The face mask may help the species identify potential mates by distinguishing species, and may serve as an anti-predator strategy by making its eyes appear larger than they really are.

==Conservation==
Nycticebus kayan has been assessed by the IUCN as "Vulnerable" as of 2020. It is estimated that there has been more than a 30% reduction in population over the past three generations (approximately 21-24 years), and it is projected that the current population may be further reduced by another 30% over the next three generations.

Deforestation in Borneo and its associated habitat loss has been and continues to be one of the greatest threats to the survival of N. kayan. Between 1987 and 2012, one-third of Borneo's forests were lost. Much of that lost habitat has been converted, especially into palm oil plantations, or cleared by logging for tropical timber. Recurrent forest fires on Borneo have also contributed to significant loss of habitat and degraded air quality.

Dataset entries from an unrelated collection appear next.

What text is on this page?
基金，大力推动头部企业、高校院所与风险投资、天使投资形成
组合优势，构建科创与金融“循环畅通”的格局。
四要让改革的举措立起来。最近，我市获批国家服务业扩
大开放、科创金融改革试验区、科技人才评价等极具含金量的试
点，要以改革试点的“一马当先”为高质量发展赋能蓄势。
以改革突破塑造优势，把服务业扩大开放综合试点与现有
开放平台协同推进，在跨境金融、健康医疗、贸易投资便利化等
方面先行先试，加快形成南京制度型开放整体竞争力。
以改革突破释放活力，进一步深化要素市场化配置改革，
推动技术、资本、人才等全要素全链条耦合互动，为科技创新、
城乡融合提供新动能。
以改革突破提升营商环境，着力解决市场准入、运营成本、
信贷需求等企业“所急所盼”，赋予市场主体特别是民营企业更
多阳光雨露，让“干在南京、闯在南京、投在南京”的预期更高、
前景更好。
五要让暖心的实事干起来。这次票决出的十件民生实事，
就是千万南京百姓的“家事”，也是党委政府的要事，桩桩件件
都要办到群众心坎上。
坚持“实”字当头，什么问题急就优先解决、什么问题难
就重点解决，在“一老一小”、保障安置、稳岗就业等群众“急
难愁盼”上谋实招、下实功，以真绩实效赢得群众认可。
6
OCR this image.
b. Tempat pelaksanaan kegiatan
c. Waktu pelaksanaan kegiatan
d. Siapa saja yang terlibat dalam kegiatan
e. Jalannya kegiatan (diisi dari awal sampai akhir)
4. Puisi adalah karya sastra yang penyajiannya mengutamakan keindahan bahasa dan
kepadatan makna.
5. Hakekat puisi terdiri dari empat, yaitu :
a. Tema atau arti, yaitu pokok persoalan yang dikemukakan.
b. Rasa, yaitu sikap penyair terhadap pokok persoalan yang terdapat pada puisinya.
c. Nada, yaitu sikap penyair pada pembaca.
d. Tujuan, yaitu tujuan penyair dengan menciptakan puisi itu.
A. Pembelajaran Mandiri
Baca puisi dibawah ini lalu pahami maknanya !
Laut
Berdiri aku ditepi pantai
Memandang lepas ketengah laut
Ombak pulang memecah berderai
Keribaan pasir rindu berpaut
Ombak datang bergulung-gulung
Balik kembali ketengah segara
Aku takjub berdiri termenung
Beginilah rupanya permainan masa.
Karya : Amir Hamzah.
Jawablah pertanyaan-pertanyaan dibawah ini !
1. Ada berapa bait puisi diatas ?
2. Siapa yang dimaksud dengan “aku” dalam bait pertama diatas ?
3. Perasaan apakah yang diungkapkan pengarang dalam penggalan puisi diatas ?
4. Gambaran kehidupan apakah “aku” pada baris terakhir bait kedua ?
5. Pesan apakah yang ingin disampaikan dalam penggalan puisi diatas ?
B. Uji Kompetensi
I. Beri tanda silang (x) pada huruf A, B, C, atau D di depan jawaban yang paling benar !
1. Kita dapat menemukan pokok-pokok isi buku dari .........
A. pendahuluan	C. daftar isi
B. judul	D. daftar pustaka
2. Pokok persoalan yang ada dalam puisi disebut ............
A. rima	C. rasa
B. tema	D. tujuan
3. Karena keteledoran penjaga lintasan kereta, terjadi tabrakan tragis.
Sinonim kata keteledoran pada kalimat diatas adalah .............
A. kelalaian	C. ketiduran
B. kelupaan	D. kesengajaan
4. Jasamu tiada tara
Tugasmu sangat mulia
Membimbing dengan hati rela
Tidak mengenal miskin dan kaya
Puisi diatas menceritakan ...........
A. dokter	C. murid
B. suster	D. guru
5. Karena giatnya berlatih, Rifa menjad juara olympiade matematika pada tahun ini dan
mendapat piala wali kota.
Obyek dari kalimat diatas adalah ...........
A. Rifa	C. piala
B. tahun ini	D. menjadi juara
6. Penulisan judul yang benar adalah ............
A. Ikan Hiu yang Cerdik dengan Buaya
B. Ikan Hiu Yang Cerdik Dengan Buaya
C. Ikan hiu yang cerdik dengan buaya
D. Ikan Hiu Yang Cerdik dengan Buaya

All slow loris species are protected from commercial trade under Appendix I of the Convention on International Trade in Endangered Species of Wild Fauna and Flora (CITES). Still, the illegal wildlife trade is a major threat to this species, with loris parts commonly sold for traditional medicine. Further, viral videos on YouTube promote the exotic pet trade. Subsequent release of unwanted pets back into the wild can introduce new threats. Slow lorises may also be caught by tourists and used as photo props.

Hybridization poses another threat to this species, both in the wild and for confiscated individuals in rescue centers.